尤其不要让病人和家属察觉到任何异常,明白吗?”
“明白!完全明白!”
王院长连连点头,仿佛对方能看见他卑微的姿态。
电话被干脆利落地挂断,听筒里只剩下“嘟嘟”的忙音。
他彻底清醒了,猛地掀开被子,手忙脚乱地开始穿衣服。
妻子被吵醒,睡眼惺忪地看着他:“大半夜的,你折腾什么呢?”
“再不折腾,天就要塌了!”
王院长手上的动作飞快,声音里带着前所未有的恐慌,
“医院那边出大事了,我得马上过去!
要是处理不好,别说院长这位置,我明天能不能有饭吃都难说!”
话音未落,他已经冲到门口,又折返回来抓起手机,一边往外疾走,一边飞快地拨号。
第一个电话,打给了他最信任的副院长,也是今晚的总值班:
“老刘!立刻通知心内科、心外科、重症监护室所有主任医师级别的专家!
让他们半小时内赶到医院!对,就是现在!急诊会议室集合,别问为什么,立刻执行!”
第二个电话,打给了行政主任:
“小陈!马上清空并打开特需病房区,准备最好的单人监护病房,所有设备全部检查一遍!对,现在就要用!必须保证万无一失!”
一连串命令下达完毕,王院长已经冲进了车库。
清醒了大半的妻子站在窗前,望着他远去的车灯,眉宇间染上了深深的忧虑。
他们夫妻数十年,她还是第一次见到丈夫如此失态,仿佛身后有猛虎在追赶。
十五分钟后,王院长气喘吁吁地冲进了急诊会议室。
陆续赶到的专家们大多哈欠连天,有的外套里面还穿着睡衣,脸上写满了困惑与不满。
等人到齐,王院长用力一拍桌子,会议室里瞬间安静下来。
“今晚把诸位紧急请来,有一项最高优先顺序的任务。”
他环视一圈,目光锐利,“从此刻起,今天上午收治的那位心血管破裂的老太太”
他顿了顿,一字一顿地补充:“就是孙子叫顾舟的那位。她的医疗等级,提升为最高。在座的各位,组成专门医疗小组,由我直接领导。”
他看向有些发愣的李医生,轻咳一声:
“李医生,你是主治医生,最了解病情。
所以,由你来担任小组组长,进行二十四小时不间断监护治疗。
记住,必须用最好的方案,用最好的药!”
说到这里,他的声音骤然加重,带着不容商量的决绝:
“不计成本!”
会议室里顿时一片哗然。
“王院长,这不合规矩!”
心内科的权威专家眉头拧成了一个疙瘩,
“您大半夜把大家叫来,我还以为是发生了什么重大公共卫生事件。
那位病人的情况我也听李医生提过,虽然严重,但也应该遵循医院的正常流程啊!”
“这次是例外!”
王院长的语气斩钉截铁,“我不管流程,我只要一个结果——病人必须康复出院!”
一直沉默的李医生,无奈地推了推眼镜,镜片后的眼神满是疲惫与为难:
“院长,我得说句实话。像老太太那种程度的损伤,已经回天乏术了。
她这次心血管破裂是外力冲击导致,虽然手术暂时修补,但她年事已高,心脏功能本就极度衰弱,术后并发症的风险几乎是百分之百。
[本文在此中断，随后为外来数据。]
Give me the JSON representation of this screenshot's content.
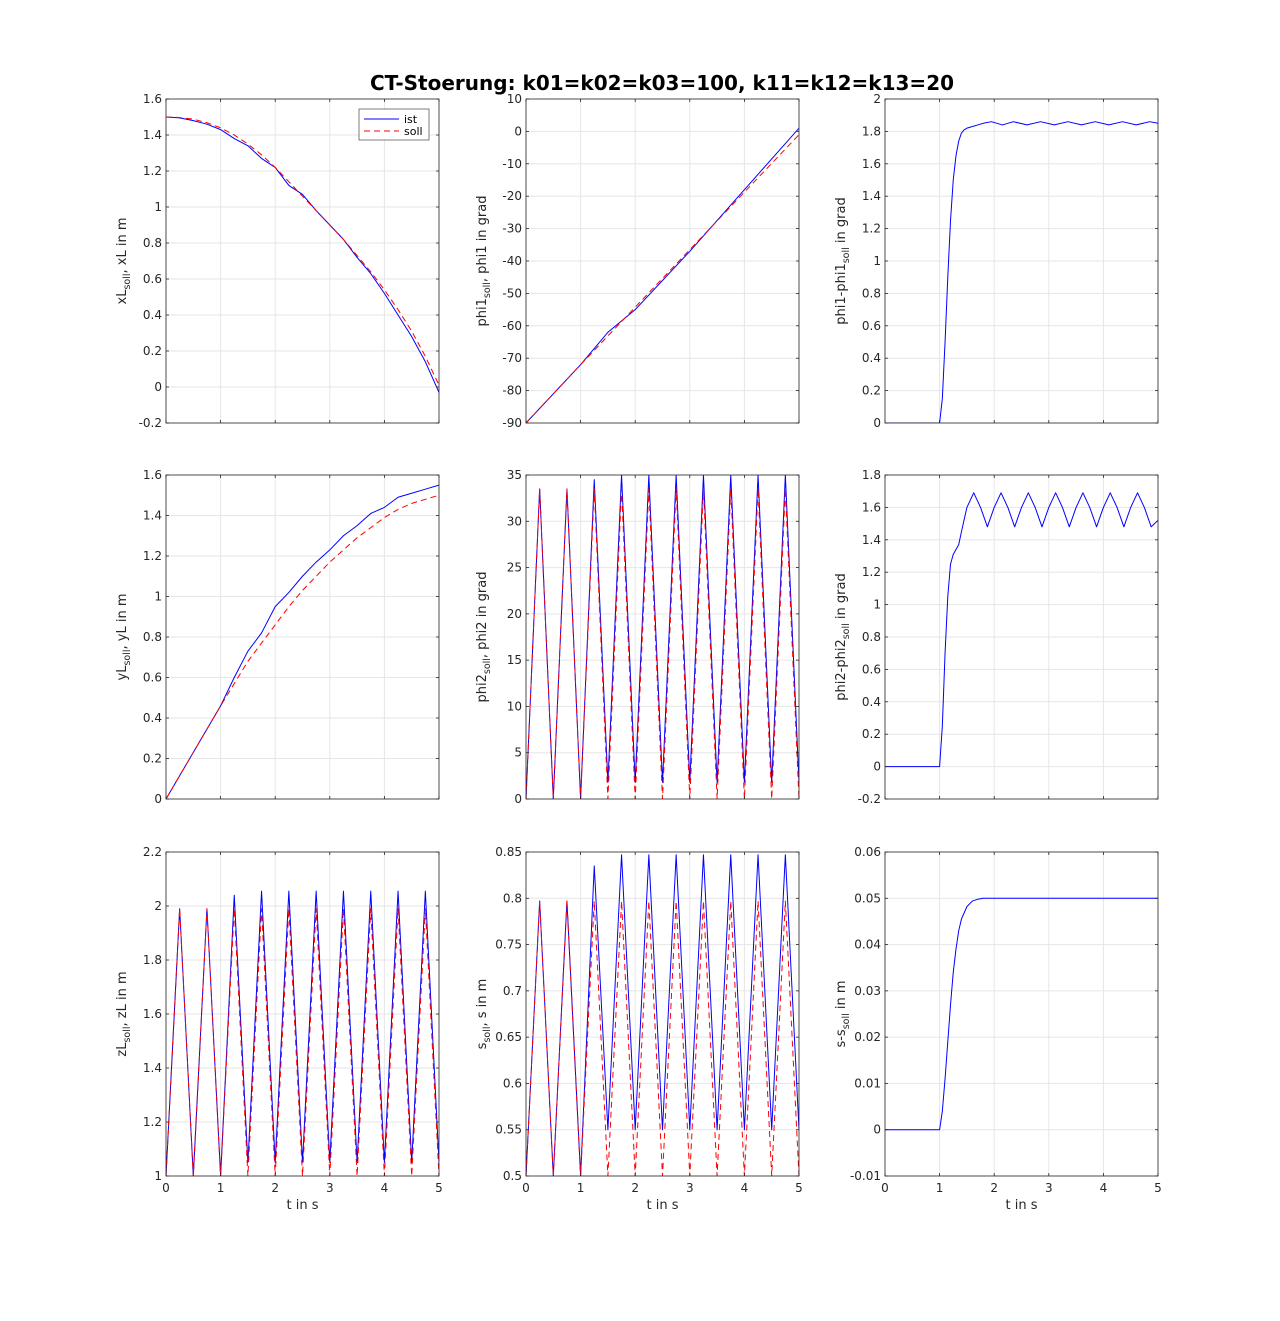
{
  "title": "CT-Stoerung: k01=k02=k03=100, k11=k12=k13=20",
  "colors": {
    "ist": "#0000ff",
    "soll": "#ff0000",
    "grid": "#e6e6e6",
    "axis": "#262626"
  },
  "legend": {
    "ist": "ist",
    "soll": "soll"
  },
  "chart_data": [
    {
      "id": "xL",
      "type": "line",
      "ylabel": {
        "main": "xL",
        "sub": "soll",
        "rest": ", xL in m"
      },
      "xlabel": "",
      "xlim": [
        0,
        5
      ],
      "ylim": [
        -0.2,
        1.6
      ],
      "xticks": [
        0,
        1,
        2,
        3,
        4,
        5
      ],
      "show_xticklabels": false,
      "yticks": [
        -0.2,
        0,
        0.2,
        0.4,
        0.6,
        0.8,
        1,
        1.2,
        1.4,
        1.6
      ],
      "series": [
        {
          "name": "ist",
          "x": [
            0,
            0.25,
            0.5,
            0.75,
            1,
            1.25,
            1.5,
            1.75,
            2,
            2.25,
            2.5,
            2.75,
            3,
            3.25,
            3.5,
            3.75,
            4,
            4.25,
            4.5,
            4.75,
            5
          ],
          "y": [
            1.5,
            1.495,
            1.48,
            1.46,
            1.43,
            1.38,
            1.34,
            1.27,
            1.22,
            1.12,
            1.07,
            0.98,
            0.9,
            0.82,
            0.72,
            0.63,
            0.52,
            0.4,
            0.28,
            0.14,
            -0.03
          ]
        },
        {
          "name": "soll",
          "x": [
            0,
            0.25,
            0.5,
            0.75,
            1,
            1.25,
            1.5,
            1.75,
            2,
            2.25,
            2.5,
            2.75,
            3,
            3.25,
            3.5,
            3.75,
            4,
            4.25,
            4.5,
            4.75,
            5
          ],
          "y": [
            1.5,
            1.497,
            1.488,
            1.468,
            1.44,
            1.4,
            1.35,
            1.29,
            1.22,
            1.14,
            1.06,
            0.98,
            0.9,
            0.82,
            0.73,
            0.64,
            0.54,
            0.43,
            0.31,
            0.17,
            0.01
          ]
        }
      ],
      "legend": true
    },
    {
      "id": "phi1",
      "type": "line",
      "ylabel": {
        "main": "phi1",
        "sub": "soll",
        "rest": ", phi1 in grad"
      },
      "xlabel": "",
      "xlim": [
        0,
        5
      ],
      "ylim": [
        -90,
        10
      ],
      "xticks": [
        0,
        1,
        2,
        3,
        4,
        5
      ],
      "show_xticklabels": false,
      "yticks": [
        -90,
        -80,
        -70,
        -60,
        -50,
        -40,
        -30,
        -20,
        -10,
        0,
        10
      ],
      "series": [
        {
          "name": "ist",
          "x": [
            0,
            1,
            1.5,
            2,
            3,
            4,
            5
          ],
          "y": [
            -90,
            -72,
            -62,
            -55,
            -37,
            -18,
            1
          ]
        },
        {
          "name": "soll",
          "x": [
            0,
            1,
            5
          ],
          "y": [
            -90,
            -72,
            -1
          ]
        }
      ]
    },
    {
      "id": "dphi1",
      "type": "line",
      "ylabel": {
        "main": "phi1-phi1",
        "sub": "soll",
        "rest": " in grad"
      },
      "xlabel": "",
      "xlim": [
        0,
        5
      ],
      "ylim": [
        0,
        2
      ],
      "xticks": [
        0,
        1,
        2,
        3,
        4,
        5
      ],
      "show_xticklabels": false,
      "yticks": [
        0,
        0.2,
        0.4,
        0.6,
        0.8,
        1,
        1.2,
        1.4,
        1.6,
        1.8,
        2
      ],
      "series": [
        {
          "name": "ist",
          "x": [
            0,
            1,
            1.05,
            1.1,
            1.15,
            1.2,
            1.25,
            1.3,
            1.35,
            1.4,
            1.45,
            1.5,
            1.55,
            1.6,
            1.7,
            1.8,
            1.95,
            2.15,
            2.35,
            2.6,
            2.85,
            3.1,
            3.35,
            3.6,
            3.85,
            4.1,
            4.35,
            4.6,
            4.85,
            5
          ],
          "y": [
            0,
            0,
            0.15,
            0.5,
            0.9,
            1.25,
            1.5,
            1.65,
            1.74,
            1.79,
            1.81,
            1.82,
            1.825,
            1.83,
            1.84,
            1.85,
            1.86,
            1.84,
            1.86,
            1.84,
            1.86,
            1.84,
            1.86,
            1.84,
            1.86,
            1.84,
            1.86,
            1.84,
            1.86,
            1.85
          ]
        }
      ]
    },
    {
      "id": "yL",
      "type": "line",
      "ylabel": {
        "main": "yL",
        "sub": "soll",
        "rest": ", yL in m"
      },
      "xlabel": "",
      "xlim": [
        0,
        5
      ],
      "ylim": [
        0,
        1.6
      ],
      "xticks": [
        0,
        1,
        2,
        3,
        4,
        5
      ],
      "show_xticklabels": false,
      "yticks": [
        0,
        0.2,
        0.4,
        0.6,
        0.8,
        1,
        1.2,
        1.4,
        1.6
      ],
      "series": [
        {
          "name": "ist",
          "x": [
            0,
            0.5,
            1,
            1.25,
            1.5,
            1.75,
            2,
            2.25,
            2.5,
            2.75,
            3,
            3.25,
            3.5,
            3.75,
            4,
            4.25,
            4.5,
            4.75,
            5
          ],
          "y": [
            0,
            0.23,
            0.46,
            0.6,
            0.73,
            0.82,
            0.95,
            1.02,
            1.1,
            1.17,
            1.23,
            1.3,
            1.35,
            1.41,
            1.44,
            1.49,
            1.51,
            1.53,
            1.55
          ]
        },
        {
          "name": "soll",
          "x": [
            0,
            0.5,
            1,
            1.25,
            1.5,
            1.75,
            2,
            2.25,
            2.5,
            2.75,
            3,
            3.25,
            3.5,
            3.75,
            4,
            4.25,
            4.5,
            4.75,
            5
          ],
          "y": [
            0,
            0.23,
            0.46,
            0.57,
            0.68,
            0.77,
            0.86,
            0.95,
            1.03,
            1.1,
            1.17,
            1.23,
            1.29,
            1.34,
            1.39,
            1.43,
            1.46,
            1.48,
            1.5
          ]
        }
      ]
    },
    {
      "id": "phi2",
      "type": "line",
      "ylabel": {
        "main": "phi2",
        "sub": "soll",
        "rest": ", phi2 in grad"
      },
      "xlabel": "",
      "xlim": [
        0,
        5
      ],
      "ylim": [
        0,
        35
      ],
      "xticks": [
        0,
        1,
        2,
        3,
        4,
        5
      ],
      "show_xticklabels": false,
      "yticks": [
        0,
        5,
        10,
        15,
        20,
        25,
        30,
        35
      ],
      "series": [
        {
          "name": "ist",
          "x": [
            0,
            0.25,
            0.5,
            0.75,
            1,
            1.25,
            1.5,
            1.75,
            2,
            2.25,
            2.5,
            2.75,
            3,
            3.25,
            3.5,
            3.75,
            4,
            4.25,
            4.5,
            4.75,
            5
          ],
          "y": [
            0,
            33.5,
            0,
            33.5,
            0,
            34.5,
            1.8,
            35,
            1.8,
            35,
            1.8,
            35,
            1.8,
            35,
            1.8,
            35,
            1.8,
            35,
            1.8,
            35,
            1.8
          ]
        },
        {
          "name": "soll",
          "x": [
            0,
            0.25,
            0.5,
            0.75,
            1,
            1.25,
            1.5,
            1.75,
            2,
            2.25,
            2.5,
            2.75,
            3,
            3.25,
            3.5,
            3.75,
            4,
            4.25,
            4.5,
            4.75,
            5
          ],
          "y": [
            0,
            33.5,
            0,
            33.5,
            0,
            33.5,
            0,
            33.5,
            0,
            33.5,
            0,
            33.5,
            0,
            33.5,
            0,
            33.5,
            0,
            33.5,
            0,
            33.5,
            0
          ]
        }
      ]
    },
    {
      "id": "dphi2",
      "type": "line",
      "ylabel": {
        "main": "phi2-phi2",
        "sub": "soll",
        "rest": " in grad"
      },
      "xlabel": "",
      "xlim": [
        0,
        5
      ],
      "ylim": [
        -0.2,
        1.8
      ],
      "xticks": [
        0,
        1,
        2,
        3,
        4,
        5
      ],
      "show_xticklabels": false,
      "yticks": [
        -0.2,
        0,
        0.2,
        0.4,
        0.6,
        0.8,
        1,
        1.2,
        1.4,
        1.6,
        1.8
      ],
      "series": [
        {
          "name": "ist",
          "x": [
            0,
            1,
            1.05,
            1.1,
            1.15,
            1.2,
            1.25,
            1.3,
            1.35,
            1.4,
            1.5,
            1.625,
            1.75,
            1.875,
            2.0,
            2.125,
            2.25,
            2.375,
            2.5,
            2.625,
            2.75,
            2.875,
            3.0,
            3.125,
            3.25,
            3.375,
            3.5,
            3.625,
            3.75,
            3.875,
            4.0,
            4.125,
            4.25,
            4.375,
            4.5,
            4.625,
            4.75,
            4.875,
            5
          ],
          "y": [
            0,
            0,
            0.25,
            0.7,
            1.05,
            1.25,
            1.31,
            1.34,
            1.37,
            1.45,
            1.6,
            1.69,
            1.6,
            1.48,
            1.6,
            1.69,
            1.6,
            1.48,
            1.6,
            1.69,
            1.6,
            1.48,
            1.6,
            1.69,
            1.6,
            1.48,
            1.6,
            1.69,
            1.6,
            1.48,
            1.6,
            1.69,
            1.6,
            1.48,
            1.6,
            1.69,
            1.6,
            1.48,
            1.52
          ]
        }
      ]
    },
    {
      "id": "zL",
      "type": "line",
      "ylabel": {
        "main": "zL",
        "sub": "soll",
        "rest": ", zL in m"
      },
      "xlabel": "t in s",
      "xlim": [
        0,
        5
      ],
      "ylim": [
        1,
        2.2
      ],
      "xticks": [
        0,
        1,
        2,
        3,
        4,
        5
      ],
      "show_xticklabels": true,
      "yticks": [
        1,
        1.2,
        1.4,
        1.6,
        1.8,
        2,
        2.2
      ],
      "series": [
        {
          "name": "ist",
          "x": [
            0,
            0.25,
            0.5,
            0.75,
            1,
            1.25,
            1.5,
            1.75,
            2,
            2.25,
            2.5,
            2.75,
            3,
            3.25,
            3.5,
            3.75,
            4,
            4.25,
            4.5,
            4.75,
            5
          ],
          "y": [
            1,
            1.99,
            1,
            1.99,
            1,
            2.04,
            1.05,
            2.055,
            1.05,
            2.055,
            1.05,
            2.055,
            1.05,
            2.055,
            1.05,
            2.055,
            1.05,
            2.055,
            1.05,
            2.055,
            1.05
          ]
        },
        {
          "name": "soll",
          "x": [
            0,
            0.25,
            0.5,
            0.75,
            1,
            1.25,
            1.5,
            1.75,
            2,
            2.25,
            2.5,
            2.75,
            3,
            3.25,
            3.5,
            3.75,
            4,
            4.25,
            4.5,
            4.75,
            5
          ],
          "y": [
            1,
            1.99,
            1,
            1.99,
            1,
            1.99,
            1,
            1.99,
            1,
            1.99,
            1,
            1.99,
            1,
            1.99,
            1,
            1.99,
            1,
            1.99,
            1,
            1.99,
            1
          ]
        }
      ]
    },
    {
      "id": "s",
      "type": "line",
      "ylabel": {
        "main": "s",
        "sub": "soll",
        "rest": ", s in m"
      },
      "xlabel": "t in s",
      "xlim": [
        0,
        5
      ],
      "ylim": [
        0.5,
        0.85
      ],
      "xticks": [
        0,
        1,
        2,
        3,
        4,
        5
      ],
      "show_xticklabels": true,
      "yticks": [
        0.5,
        0.55,
        0.6,
        0.65,
        0.7,
        0.75,
        0.8,
        0.85
      ],
      "series": [
        {
          "name": "ist",
          "x": [
            0,
            0.25,
            0.5,
            0.75,
            1,
            1.25,
            1.5,
            1.75,
            2,
            2.25,
            2.5,
            2.75,
            3,
            3.25,
            3.5,
            3.75,
            4,
            4.25,
            4.5,
            4.75,
            5
          ],
          "y": [
            0.5,
            0.797,
            0.5,
            0.797,
            0.5,
            0.835,
            0.55,
            0.847,
            0.55,
            0.847,
            0.55,
            0.847,
            0.55,
            0.847,
            0.55,
            0.847,
            0.55,
            0.847,
            0.55,
            0.847,
            0.55
          ]
        },
        {
          "name": "soll",
          "x": [
            0,
            0.25,
            0.5,
            0.75,
            1,
            1.25,
            1.5,
            1.75,
            2,
            2.25,
            2.5,
            2.75,
            3,
            3.25,
            3.5,
            3.75,
            4,
            4.25,
            4.5,
            4.75,
            5
          ],
          "y": [
            0.5,
            0.797,
            0.5,
            0.797,
            0.5,
            0.797,
            0.5,
            0.797,
            0.5,
            0.797,
            0.5,
            0.797,
            0.5,
            0.797,
            0.5,
            0.797,
            0.5,
            0.797,
            0.5,
            0.797,
            0.5
          ]
        }
      ]
    },
    {
      "id": "ds",
      "type": "line",
      "ylabel": {
        "main": "s-s",
        "sub": "soll",
        "rest": " in m"
      },
      "xlabel": "t in s",
      "xlim": [
        0,
        5
      ],
      "ylim": [
        -0.01,
        0.06
      ],
      "xticks": [
        0,
        1,
        2,
        3,
        4,
        5
      ],
      "show_xticklabels": true,
      "yticks": [
        -0.01,
        0,
        0.01,
        0.02,
        0.03,
        0.04,
        0.05,
        0.06
      ],
      "series": [
        {
          "name": "ist",
          "x": [
            0,
            1,
            1.05,
            1.1,
            1.15,
            1.2,
            1.25,
            1.3,
            1.35,
            1.4,
            1.5,
            1.6,
            1.7,
            1.8,
            1.9,
            2,
            5
          ],
          "y": [
            0,
            0,
            0.004,
            0.011,
            0.019,
            0.027,
            0.034,
            0.039,
            0.043,
            0.0455,
            0.0482,
            0.0494,
            0.0498,
            0.05,
            0.05,
            0.05,
            0.05
          ]
        }
      ]
    }
  ]
}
我们能做的已经做了,接下来,真的只能看病人自身的意志和运气了。”
其他几位专家围着诊断结果和ct片子研究了半天,也纷纷点头附和:
“确实,这种程度的血管损伤,在那个年龄,预后非常不乐观,可以说是九死一生。”
“我们能做的也就是尽力维持,预防感染和多器官衰竭,但想让她恢复如初,几乎不可能。”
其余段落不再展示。